【LeetCode 135】Candy
阿新 • • 發佈:2018-12-13
There are N children standing in a line. Each child is assigned a rating value. You are giving candies to these children subjected to the following requirements: Each child must have at least one candy. Children with a higher rating get more candies than their neighbors. What is the minimum candies you must give? 題意:給排成一排的小孩發糖,小孩身高有高有矮。對於任何一對相鄰的小孩,兩者相對較高的那個 必須得到比矮個更多的糖。此外必須保證每個人至少得到一塊糖。 求解所需要準備的糖果總數。 Example 1: Input: [1,0,2] Output: 5 Explanation: You can allocate to the first, second and third child with 2, 1, 2 candies respectively. Example 2: Input: [1,2,2] Output: 4 Explanation: You can allocate to the first, second and third child with 1, 2, 1 candies respectively. The third child gets 1 candy because it satisfies the above two conditions.
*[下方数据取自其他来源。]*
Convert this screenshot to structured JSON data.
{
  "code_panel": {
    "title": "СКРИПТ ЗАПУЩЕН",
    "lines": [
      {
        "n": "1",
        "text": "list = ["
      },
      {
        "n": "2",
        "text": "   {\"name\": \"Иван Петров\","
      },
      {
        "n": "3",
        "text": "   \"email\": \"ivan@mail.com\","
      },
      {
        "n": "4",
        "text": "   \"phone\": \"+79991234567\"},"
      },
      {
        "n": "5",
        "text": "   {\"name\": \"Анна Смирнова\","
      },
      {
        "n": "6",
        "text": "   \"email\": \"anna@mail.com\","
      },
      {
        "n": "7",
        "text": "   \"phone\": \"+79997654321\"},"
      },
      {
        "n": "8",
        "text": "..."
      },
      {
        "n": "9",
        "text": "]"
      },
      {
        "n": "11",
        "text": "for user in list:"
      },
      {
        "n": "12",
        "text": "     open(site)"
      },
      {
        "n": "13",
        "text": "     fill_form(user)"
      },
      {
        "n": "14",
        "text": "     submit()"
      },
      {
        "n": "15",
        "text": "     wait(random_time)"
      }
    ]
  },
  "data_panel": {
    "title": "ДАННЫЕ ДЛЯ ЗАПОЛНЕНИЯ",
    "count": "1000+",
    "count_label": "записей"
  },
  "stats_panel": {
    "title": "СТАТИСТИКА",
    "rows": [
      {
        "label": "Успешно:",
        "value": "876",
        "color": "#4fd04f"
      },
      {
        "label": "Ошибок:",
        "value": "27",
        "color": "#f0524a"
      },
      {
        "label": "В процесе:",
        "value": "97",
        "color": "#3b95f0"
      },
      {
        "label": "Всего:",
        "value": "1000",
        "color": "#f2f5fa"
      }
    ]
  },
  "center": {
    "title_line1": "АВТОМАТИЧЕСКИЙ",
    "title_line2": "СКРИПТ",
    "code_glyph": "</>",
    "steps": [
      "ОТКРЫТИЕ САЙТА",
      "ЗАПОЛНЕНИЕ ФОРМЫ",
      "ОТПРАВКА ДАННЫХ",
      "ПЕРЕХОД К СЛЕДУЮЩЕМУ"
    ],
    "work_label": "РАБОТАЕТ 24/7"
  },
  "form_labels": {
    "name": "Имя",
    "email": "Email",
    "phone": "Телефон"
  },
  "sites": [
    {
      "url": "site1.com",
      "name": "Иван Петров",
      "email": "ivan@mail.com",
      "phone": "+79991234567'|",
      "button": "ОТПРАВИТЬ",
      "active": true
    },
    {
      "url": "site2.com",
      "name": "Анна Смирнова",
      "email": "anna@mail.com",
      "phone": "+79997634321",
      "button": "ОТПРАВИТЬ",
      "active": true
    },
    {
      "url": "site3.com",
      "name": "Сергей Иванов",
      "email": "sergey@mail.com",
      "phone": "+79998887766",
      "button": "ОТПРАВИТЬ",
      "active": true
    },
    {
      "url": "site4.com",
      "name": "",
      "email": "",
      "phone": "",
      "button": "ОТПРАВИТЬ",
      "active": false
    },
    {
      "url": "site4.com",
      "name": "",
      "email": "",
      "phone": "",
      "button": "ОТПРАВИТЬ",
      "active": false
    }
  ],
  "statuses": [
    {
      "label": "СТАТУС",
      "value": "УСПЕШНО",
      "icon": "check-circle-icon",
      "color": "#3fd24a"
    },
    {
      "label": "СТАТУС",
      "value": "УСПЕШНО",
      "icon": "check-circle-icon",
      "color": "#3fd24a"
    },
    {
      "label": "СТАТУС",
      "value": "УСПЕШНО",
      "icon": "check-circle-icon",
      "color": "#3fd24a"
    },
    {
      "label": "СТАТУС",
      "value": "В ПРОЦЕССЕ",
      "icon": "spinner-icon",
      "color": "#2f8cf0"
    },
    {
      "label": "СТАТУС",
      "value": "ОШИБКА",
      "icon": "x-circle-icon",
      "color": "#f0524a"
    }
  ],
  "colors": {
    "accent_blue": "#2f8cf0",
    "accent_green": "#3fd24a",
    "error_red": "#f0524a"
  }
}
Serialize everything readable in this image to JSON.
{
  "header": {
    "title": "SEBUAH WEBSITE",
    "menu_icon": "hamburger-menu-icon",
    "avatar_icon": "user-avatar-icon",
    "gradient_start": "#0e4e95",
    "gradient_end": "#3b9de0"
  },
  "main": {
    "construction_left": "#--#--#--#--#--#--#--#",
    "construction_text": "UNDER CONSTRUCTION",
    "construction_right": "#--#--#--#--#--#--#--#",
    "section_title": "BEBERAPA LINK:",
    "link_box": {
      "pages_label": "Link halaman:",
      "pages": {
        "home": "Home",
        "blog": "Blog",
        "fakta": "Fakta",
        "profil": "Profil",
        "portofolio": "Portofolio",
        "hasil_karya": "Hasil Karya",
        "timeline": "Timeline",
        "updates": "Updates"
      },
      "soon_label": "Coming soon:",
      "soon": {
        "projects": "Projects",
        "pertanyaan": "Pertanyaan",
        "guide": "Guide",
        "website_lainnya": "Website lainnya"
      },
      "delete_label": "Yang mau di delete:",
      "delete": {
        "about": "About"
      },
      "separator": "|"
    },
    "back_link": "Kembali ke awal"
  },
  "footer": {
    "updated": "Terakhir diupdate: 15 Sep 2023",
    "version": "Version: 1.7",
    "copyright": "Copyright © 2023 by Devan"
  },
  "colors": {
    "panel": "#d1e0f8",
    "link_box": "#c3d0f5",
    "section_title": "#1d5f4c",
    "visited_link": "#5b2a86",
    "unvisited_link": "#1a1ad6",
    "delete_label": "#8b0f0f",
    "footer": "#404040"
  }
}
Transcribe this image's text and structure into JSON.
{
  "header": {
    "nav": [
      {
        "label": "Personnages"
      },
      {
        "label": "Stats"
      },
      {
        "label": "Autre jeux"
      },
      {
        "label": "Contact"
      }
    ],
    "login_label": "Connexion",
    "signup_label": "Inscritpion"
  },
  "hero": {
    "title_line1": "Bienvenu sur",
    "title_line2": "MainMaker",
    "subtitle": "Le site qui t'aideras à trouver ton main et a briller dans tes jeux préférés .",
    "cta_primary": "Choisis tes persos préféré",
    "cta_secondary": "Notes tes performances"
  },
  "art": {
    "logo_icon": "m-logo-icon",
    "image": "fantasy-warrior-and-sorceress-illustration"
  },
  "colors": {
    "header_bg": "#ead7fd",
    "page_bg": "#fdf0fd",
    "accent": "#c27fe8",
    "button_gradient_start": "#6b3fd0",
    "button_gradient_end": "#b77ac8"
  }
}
思路:對於任何一個小孩,他得到的糖要比左右比他矮的小孩的糖更多。這個問題其實與2D蓄水池問題類似,都是和左右比較。所以應該想到從左到右、從右到左各遍歷一遍的方法。此外因為本題僅僅是和相鄰元素對比,所以單調棧用處不大。
發糖的難點其實是當兩相鄰小孩等高時的情況,這時兩人分配的糖果是存在所有可能性的。
先從左到右遍歷,根據rating的大小盡可能少的發糖,即從左到右的發糖只需要滿足兩點: 每個小孩至少一塊糖(所有小孩初始化1塊糖); 左邊小孩較矮的話,右邊小孩的糖數比他多一個。 任何更少的糖果都無法滿足這兩點。再從右到左進行修正,這時候只要滿足一點: 右邊小孩較矮的話,左邊小孩的糖數比他多一個。
int candy(vector<int>& ratings) { int len = ratings.size(); vector<int> candy(len, 1); //left-->right for (int i = 1; i<len; i++) { if (ratings[i]>ratings[i - 1]) candy[i] = candy[i - 1] + 1; } //right-->left and sum int sum = candy[len - 1]; for (int i = len - 2; i >= 0; i--) { if (ratings[i]>ratings[i + 1] && candy[i] <= candy[i + 1]) candy[i] = candy[i + 1] + 1; sum += candy[i]; } return sum; }